Wednesday 26 October 2011

John McCarthy

I wanted to write down a few remembrances of JMC: He was colloquially known at SAIL as just "J M C", not John, not Professor McCarthy. He was at the lab daily and often at night -- his office was in the front of the building. When I first started "flirting" with the AI lab during high school, I was afraid he'd toss me to the curb if he would discover that I was just a high school student. But I believe he just didn't care. In fact, the lab machine would allow you to create an account just by logging in.

When I worked for the computer music project, I saw him often. My most salient memory is when he came into my office (I shared with Bill Gosper and Mike Farmwald) to ask about the radical left poster next to my desk. He wanted to know if I believed whatever was on the poster. I didn't, but I liked the sort of visual style. He said, "OK, I just wanted to know" and walked away. (For those who don't know, JMC took a decidedly right wing turn during the 1970s. Given the background of his parents, that's a remarkable trend).

I can't really separate the contributions of JMC and Les Earnest towards the ultra cool working environment of the AI Lab.

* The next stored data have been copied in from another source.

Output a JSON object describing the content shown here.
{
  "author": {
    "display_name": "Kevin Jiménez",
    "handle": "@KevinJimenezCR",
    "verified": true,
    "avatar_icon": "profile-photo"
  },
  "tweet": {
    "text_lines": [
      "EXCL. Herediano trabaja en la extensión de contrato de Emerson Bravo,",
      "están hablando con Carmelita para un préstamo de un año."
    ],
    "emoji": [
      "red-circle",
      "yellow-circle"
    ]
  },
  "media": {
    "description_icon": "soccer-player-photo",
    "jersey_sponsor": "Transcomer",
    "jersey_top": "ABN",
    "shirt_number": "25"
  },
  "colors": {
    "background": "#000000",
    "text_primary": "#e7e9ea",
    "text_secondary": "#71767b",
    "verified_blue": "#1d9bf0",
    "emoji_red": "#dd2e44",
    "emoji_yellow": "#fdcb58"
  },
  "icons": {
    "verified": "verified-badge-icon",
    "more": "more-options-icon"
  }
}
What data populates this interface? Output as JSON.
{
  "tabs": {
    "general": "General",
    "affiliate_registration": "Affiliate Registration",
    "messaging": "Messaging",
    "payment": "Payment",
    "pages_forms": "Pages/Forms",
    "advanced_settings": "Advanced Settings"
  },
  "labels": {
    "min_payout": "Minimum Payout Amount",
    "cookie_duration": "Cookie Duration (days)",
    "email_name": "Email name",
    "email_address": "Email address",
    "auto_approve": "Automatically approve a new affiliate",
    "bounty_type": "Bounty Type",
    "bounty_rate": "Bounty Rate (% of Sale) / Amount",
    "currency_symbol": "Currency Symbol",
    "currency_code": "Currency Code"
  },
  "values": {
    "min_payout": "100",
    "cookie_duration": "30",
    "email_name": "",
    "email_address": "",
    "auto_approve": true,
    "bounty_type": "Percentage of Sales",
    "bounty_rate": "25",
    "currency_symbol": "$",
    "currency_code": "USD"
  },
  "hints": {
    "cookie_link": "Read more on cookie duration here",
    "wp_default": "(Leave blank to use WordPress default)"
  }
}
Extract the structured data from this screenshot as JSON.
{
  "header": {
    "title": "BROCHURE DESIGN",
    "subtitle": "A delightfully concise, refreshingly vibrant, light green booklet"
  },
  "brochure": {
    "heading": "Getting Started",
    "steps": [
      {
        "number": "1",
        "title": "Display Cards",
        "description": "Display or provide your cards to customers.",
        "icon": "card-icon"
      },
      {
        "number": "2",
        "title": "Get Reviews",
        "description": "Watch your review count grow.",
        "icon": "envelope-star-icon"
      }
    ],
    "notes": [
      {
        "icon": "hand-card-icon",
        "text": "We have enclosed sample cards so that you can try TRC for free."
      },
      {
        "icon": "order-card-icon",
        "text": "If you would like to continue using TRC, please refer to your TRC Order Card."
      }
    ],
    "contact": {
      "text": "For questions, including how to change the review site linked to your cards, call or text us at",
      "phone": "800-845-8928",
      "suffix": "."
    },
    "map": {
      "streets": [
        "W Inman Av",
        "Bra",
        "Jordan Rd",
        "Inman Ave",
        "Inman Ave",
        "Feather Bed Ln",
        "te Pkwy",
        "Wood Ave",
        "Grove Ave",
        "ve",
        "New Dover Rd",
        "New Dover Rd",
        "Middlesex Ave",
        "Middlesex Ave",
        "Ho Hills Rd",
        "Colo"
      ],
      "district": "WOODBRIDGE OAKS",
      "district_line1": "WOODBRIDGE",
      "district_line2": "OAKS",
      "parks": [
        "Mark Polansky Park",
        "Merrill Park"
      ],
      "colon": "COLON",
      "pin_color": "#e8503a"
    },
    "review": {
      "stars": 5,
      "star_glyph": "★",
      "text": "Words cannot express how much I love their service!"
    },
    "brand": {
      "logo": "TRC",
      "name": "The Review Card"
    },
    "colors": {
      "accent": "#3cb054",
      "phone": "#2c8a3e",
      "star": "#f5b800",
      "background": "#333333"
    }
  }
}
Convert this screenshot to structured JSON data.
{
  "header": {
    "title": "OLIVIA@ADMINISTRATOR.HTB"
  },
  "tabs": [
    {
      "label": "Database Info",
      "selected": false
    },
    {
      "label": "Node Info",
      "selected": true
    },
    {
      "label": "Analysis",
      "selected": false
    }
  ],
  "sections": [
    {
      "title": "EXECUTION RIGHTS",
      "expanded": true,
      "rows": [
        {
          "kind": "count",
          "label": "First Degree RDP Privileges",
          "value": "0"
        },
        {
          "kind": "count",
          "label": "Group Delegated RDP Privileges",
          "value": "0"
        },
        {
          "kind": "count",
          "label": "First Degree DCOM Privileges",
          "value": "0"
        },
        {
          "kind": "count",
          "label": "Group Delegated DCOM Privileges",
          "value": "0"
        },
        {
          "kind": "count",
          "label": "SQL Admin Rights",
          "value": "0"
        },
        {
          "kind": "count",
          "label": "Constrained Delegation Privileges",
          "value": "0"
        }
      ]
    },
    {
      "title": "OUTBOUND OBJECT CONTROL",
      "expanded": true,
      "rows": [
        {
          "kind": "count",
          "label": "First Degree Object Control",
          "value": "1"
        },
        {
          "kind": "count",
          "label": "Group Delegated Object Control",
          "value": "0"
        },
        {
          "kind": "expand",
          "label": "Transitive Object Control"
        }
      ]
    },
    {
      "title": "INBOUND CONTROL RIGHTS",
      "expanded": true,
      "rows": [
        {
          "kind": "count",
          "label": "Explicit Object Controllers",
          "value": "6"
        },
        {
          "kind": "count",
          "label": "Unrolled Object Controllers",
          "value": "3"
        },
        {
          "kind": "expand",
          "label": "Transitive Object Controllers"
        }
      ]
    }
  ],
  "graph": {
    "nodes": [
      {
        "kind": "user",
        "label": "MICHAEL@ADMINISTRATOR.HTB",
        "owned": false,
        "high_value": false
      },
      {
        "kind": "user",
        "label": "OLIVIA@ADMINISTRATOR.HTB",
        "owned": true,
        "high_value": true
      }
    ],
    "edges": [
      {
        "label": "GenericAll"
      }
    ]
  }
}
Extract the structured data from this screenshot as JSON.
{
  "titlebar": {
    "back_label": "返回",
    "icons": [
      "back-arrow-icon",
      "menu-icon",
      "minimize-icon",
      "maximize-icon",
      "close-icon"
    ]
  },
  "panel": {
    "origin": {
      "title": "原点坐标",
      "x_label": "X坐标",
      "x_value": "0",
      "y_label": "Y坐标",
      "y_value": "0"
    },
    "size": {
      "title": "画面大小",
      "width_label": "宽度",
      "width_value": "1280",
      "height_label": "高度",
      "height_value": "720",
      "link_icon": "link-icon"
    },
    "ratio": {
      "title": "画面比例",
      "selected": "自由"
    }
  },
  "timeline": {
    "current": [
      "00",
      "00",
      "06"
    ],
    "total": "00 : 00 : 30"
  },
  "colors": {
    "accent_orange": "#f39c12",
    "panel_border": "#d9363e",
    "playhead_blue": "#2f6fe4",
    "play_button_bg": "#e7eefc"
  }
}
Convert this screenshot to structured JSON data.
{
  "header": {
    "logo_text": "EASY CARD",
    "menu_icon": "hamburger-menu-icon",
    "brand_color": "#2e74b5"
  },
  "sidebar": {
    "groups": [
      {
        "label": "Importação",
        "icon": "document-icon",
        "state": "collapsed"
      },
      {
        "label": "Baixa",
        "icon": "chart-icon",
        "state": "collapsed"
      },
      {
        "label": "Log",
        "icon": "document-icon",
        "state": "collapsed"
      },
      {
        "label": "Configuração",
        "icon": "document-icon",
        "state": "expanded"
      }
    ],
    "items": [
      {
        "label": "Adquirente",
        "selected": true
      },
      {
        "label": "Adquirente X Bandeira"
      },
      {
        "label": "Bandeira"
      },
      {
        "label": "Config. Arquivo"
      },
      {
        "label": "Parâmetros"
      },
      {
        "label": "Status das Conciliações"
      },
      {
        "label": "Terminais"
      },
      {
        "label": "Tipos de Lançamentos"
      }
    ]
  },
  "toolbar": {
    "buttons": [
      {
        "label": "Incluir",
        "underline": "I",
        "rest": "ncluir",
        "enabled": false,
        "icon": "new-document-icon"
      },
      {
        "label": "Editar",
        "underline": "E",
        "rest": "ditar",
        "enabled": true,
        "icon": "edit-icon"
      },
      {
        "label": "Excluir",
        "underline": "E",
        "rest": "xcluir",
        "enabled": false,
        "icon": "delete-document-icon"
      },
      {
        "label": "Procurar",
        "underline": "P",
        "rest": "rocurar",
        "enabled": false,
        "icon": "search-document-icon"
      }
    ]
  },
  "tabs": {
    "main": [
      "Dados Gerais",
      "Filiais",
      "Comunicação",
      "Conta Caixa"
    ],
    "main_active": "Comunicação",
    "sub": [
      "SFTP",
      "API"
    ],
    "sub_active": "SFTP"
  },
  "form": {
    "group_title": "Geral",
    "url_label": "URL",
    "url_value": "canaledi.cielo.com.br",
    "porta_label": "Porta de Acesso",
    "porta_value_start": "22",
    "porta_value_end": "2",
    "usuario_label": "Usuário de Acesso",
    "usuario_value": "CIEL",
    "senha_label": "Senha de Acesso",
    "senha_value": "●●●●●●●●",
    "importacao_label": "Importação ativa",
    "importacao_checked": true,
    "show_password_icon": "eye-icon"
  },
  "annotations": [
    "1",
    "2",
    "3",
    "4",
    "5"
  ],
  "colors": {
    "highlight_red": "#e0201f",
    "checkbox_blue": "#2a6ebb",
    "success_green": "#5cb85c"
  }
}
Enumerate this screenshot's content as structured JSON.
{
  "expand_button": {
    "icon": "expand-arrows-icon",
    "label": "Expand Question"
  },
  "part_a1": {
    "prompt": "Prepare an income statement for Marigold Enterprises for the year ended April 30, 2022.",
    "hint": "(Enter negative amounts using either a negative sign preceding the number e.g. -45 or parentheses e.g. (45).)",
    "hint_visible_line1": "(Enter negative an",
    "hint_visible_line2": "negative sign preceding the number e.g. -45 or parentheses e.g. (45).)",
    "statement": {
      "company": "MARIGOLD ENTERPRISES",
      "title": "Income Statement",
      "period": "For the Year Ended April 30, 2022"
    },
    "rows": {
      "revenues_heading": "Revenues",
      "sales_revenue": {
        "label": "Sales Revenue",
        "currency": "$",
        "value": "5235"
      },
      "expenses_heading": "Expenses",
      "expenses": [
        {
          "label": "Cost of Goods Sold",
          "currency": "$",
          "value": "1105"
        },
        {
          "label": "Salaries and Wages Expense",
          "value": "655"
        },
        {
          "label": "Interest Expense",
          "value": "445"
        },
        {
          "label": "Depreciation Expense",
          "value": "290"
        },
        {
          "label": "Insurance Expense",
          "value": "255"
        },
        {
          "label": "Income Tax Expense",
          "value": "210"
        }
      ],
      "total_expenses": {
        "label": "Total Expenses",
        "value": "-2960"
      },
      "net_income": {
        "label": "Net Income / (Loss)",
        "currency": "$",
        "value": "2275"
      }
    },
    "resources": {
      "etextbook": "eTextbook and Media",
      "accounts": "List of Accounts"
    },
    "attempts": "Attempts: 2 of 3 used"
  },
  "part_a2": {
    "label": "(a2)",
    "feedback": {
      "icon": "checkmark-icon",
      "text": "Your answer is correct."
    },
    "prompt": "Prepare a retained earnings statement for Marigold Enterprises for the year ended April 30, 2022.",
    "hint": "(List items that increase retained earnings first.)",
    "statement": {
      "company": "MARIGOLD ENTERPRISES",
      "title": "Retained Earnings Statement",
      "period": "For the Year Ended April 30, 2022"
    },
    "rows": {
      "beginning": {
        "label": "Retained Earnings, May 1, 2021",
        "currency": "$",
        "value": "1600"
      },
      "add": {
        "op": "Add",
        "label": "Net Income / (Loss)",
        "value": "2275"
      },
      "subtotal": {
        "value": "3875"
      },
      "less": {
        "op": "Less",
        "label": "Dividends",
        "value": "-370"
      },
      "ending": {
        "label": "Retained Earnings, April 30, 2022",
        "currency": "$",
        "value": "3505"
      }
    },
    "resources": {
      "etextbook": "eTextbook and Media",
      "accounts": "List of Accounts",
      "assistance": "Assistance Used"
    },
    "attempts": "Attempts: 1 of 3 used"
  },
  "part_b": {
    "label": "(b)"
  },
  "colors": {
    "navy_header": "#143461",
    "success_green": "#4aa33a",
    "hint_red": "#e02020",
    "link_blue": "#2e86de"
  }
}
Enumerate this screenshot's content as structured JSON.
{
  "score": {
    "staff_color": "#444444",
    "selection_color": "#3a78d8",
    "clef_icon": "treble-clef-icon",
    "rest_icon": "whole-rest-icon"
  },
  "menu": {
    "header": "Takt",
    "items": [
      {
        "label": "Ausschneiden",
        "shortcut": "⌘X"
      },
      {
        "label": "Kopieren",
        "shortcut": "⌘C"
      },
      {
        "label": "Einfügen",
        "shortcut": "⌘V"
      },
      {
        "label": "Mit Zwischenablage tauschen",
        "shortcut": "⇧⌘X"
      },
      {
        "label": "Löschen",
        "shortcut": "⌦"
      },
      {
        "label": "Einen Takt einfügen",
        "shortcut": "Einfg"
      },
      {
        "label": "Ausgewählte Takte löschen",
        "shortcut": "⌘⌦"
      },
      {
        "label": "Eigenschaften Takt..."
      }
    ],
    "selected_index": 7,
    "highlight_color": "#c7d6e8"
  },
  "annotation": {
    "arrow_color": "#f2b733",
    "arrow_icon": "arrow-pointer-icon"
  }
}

To this day, I don't know whether it was the fact that I was fresh out of college or whether it was just a cool place that made the AI lab so special. One must acknowledge that JMC approved of the computer music people coming in over night to use the machine. Without this approval, would computer music have progressed so fast? John Chowning and company depended on this largesse.

McCarthy's contributions to computer science are well known and don't bear repeating. But I'd like to mention two of them in particular: The first is timesharing. As I understand it, the reason the PDP-1 could timeshare was that the drum (not disk, drum) had the ability to read and write simultaneously. So, when the current running user was swapped out, the entire memory was written to the disk while the next user was read in! Second, Markoff's obituary in the Times points out that McCarthy invented Garbage Collection of memory. What a concept!

JMC clearly had a potent vision of that was possible with computers: he sponsored research in AI but also sponsored the system research that would propagate from the lab. So, while we remember McCarthy and Lisp, we should also remember his creation of the Stanford AI Lab and all that came forth from that place.